Common Errors: OOM, Uneven Load, and Slow Inter-GPU Comms

1. VRAM OOM with 70B model This is the classic. Even with two GPUs, you can trigger this if your OLLAMA_GPU_SPLIT is wrong or you didn't pull the quantized version.

  • Fix: Always use the quantized tag and calculate your split. For a 40GB model on two 24GB cards, start with OLLAMA_GPU_SPLIT=20,20. If you still get OOM, reduce to 19,19 to give the system more overhead.

2. One GPU at 100%, the other at 10% This indicates poor layer distribution. Ollama/llama.cpp tries to balance, but sometimes it gets it wrong.

  • Fix: Manually adjust OLLAMA_GPU_SPLIT. If GPU 0 is saturated, give it less of the model. Try OLLAMA_GPU_SPLIT=18,22. Monitor with watch -n 0.5 nvidia-smi.

3. Slow first response (~30s) This isn't multi-GPU specific, but it hurts more because you're loading more data.

  • Fix: Set OLLAMA_KEEP_ALIVE=24h in your environment. This keeps the model loaded in VRAM after the first load, making subsequent queries start in milliseconds. The tradeoff is it locks up VRAM permanently.

Quantization Tradeoffs: Q4_K_M vs Q8 vs FP16 on Multi-GPU

You might think, "I have 48GB of VRAM, maybe I can run a higher-precision quant?" Let's examine the tradeoff.

  • Q4_K_M (4-bit): ~40GB VRAM. Recommended. The quality loss versus FP16 is minimal for most reasoning and chat tasks. It's the reason 70B models are accessible.
  • Q8 (8-bit): ~70GB VRAM. Requires three 24GB GPUs or data center cards. The quality improvement over Q4 is often imperceptible, not worth the 75% increase in VRAM and complexity.
  • FP16: ~140GB VRAM. Forget it on consumer hardware.
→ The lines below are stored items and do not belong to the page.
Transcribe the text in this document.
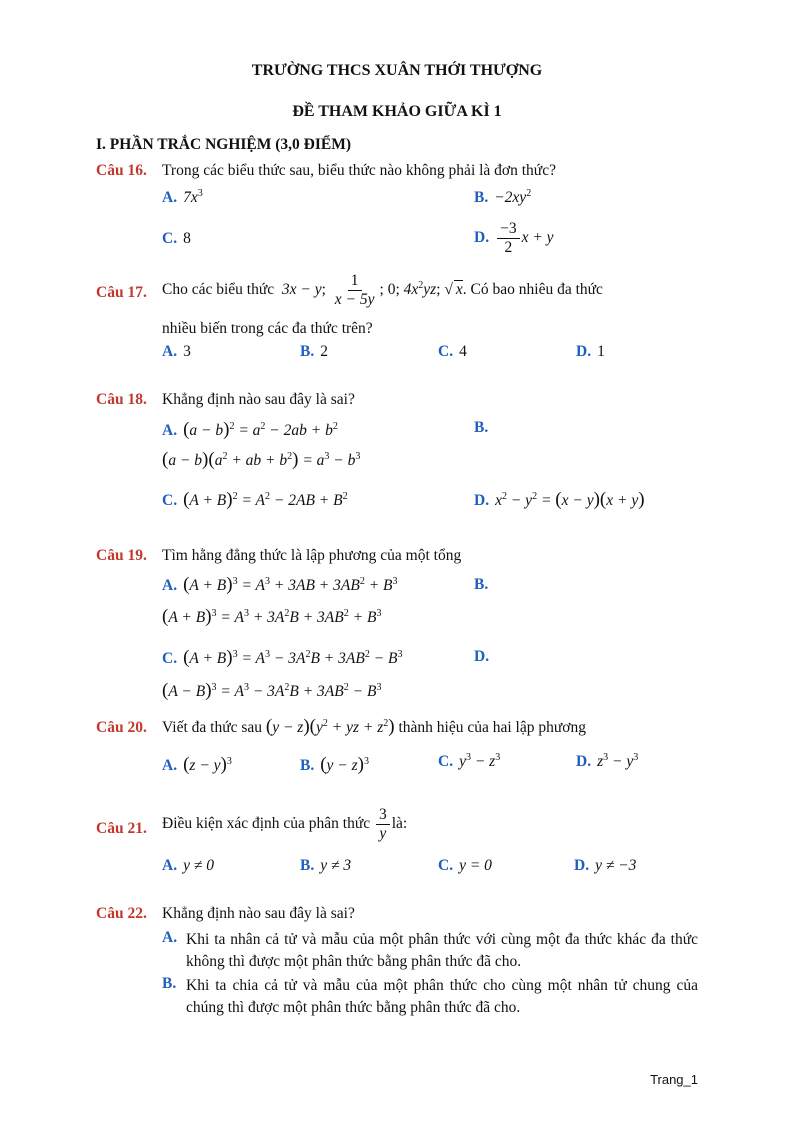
TRƯỜNG THCS XUÂN THỚI THƯỢNG
ĐỀ THAM KHẢO GIỮA KÌ 1
I. PHẦN TRẮC NGHIỆM (3,0 ĐIỂM)
Câu 16. Trong các biểu thức sau, biểu thức nào không phải là đơn thức?
A. $7x^3$	B. $-2xy^2$
C. 8	D. $\frac{-3}{2}$ x + y
Câu 17. Cho các biểu thức 3x − y; $\frac{1}{x - 5y}$ ; 0; $4x^2yz$; √ x. Có bao nhiêu đa thức
nhiều biến trong các đa thức trên?
A. 3	B. 2	C. 4	D. 1
Câu 18. Khẳng định nào sau đây là sai?
A. $(a - b)^2 = a^2 - 2ab + b^2$	B.
$(a - b)(a^2$ + ab + $b^2) = a^3 - b^3$
C. $(A + B)^2 = A^2 - 2AB + B^2$	D. $x^2 - y^2 = (x - y)(x + y)$
Câu 19. Tìm hằng đẳng thức là lập phương của một tổng
A. $(A + B)^3 = A^3 + 3AB + 3AB^2 + B^3$	B.
$(A + B)^3 = A^3 + 3A^2B + 3AB^2 + B^3$
C. $(A + B)^3 = A^3 - 3A^2B + 3AB^2 - B^3$	D.
$(A - B)^3 = A^3 - 3A^2B + 3AB^2 - B^3$
Câu 20. Viết đa thức sau $(y - z)(y^2$ + yz + $z^2$) thành hiệu của hai lập phương
A. $(z - y)^3$	B. $(y - z)^3$	C. $y^3 - z^3$	D. $z^3 - y^3$
Câu 21. Điều kiện xác định của phân thức $\frac{3}{y}$ là:
A. y ≠ 0	B. y ≠ 3	C. y = 0	D. y ≠ −3
Câu 22. Khẳng định nào sau đây là sai?
A. Khi ta nhân cả tử và mẫu của một phân thức với cùng một đa thức khác đa thức không thì được một phân thức bằng phân thức đã cho.
B. Khi ta chia cả tử và mẫu của một phân thức cho cùng một nhân tử chung của chúng thì được một phân thức bằng phân thức đã cho.
Trang_1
You need an 80GB A100 or similar.

The benchmark data supports this: phi-3-mini (3.8B) at 4-bit achieves 69% on MMLU, competing with 7B models. The modern quantization techniques are exceptionally good. Stick with Q4_K_M and use the saved VRAM for longer context.

Monitoring GPU Utilization with nvidia-smi During Inference

Configuration is guesswork without monitoring. Open a dedicated terminal and run:

# Refresh every half second, highlight utilization and memory
watch -n 0.5 nvidia-smi --query-gpu=index,name,utilization.gpu,utilization.memory,memory.used,memory.total --format=csv

During inference, you want to see:

  • utilization.gpu: High and roughly equal on both cards (e.g., 85%, 80%).
  • memory.used: Should closely match your OLLAMA_GPU_SPLIT values (e.g., ~20GB/24GB on each).

If one GPU's memory is full and the other is half-empty, your split is wrong. If GPU utilization is low (e.g., 30%), you may be bottlenecked by PCIe bandwidth or have another system issue.

Next Steps: Integrating Your Multi-GPU Ollama Setup

You've got the 70B model running across two GPUs. Now make it part of your workflow.

1. Create a Persistent Modelfile: Instead of environment variables, define your setup in a Modelfile for reuse.

FROM llama3.1:70b-instruct-q4_K_M
# Set the GPU split parameters for this specific model
PARAMETER num_gpu 2
# System prompt, temperature, etc. can be set here
PARAMETER temperature 0.7
SYSTEM """
You are a precise, technical assistant.
"""

Create it: ollama create my-70b -f ./Modelfile. Run it: ollama run my-70b.

2. Integrate with the Ollama REST API: Your multi-GPU beast is now a local API endpoint.

curl http://localhost:11434/api/generate -d '{
  "model": "my-70b",
  "prompt": "Explain tensor parallelism in one sentence.",
  "stream": false
}'

Use this with LangChain (ChatOllama) or LlamaIndex to build complex, private RAG applications. With a 70B model locally, you can deeply reason over private codebases or documents without a single API call.

3. Connect to a Frontend: Point tools like Open WebUI, AnythingLLM, or Continue.dev (the VS Code extension) to localhost:11434. You now have a fully private, multi-GPU-powered ChatGPT alternative running the most capable open-source models.

The final step is acceptance. You’ve turned two gaming GPUs into a pragmatic AI workstation. The 70% of self-hosted LLM users who cite data privacy as their primary reason aren't just avoiding costs; they're building on a foundation they control. Your dual-GPU Ollama setup is that foundation—capable, private, and finally, fully utilized.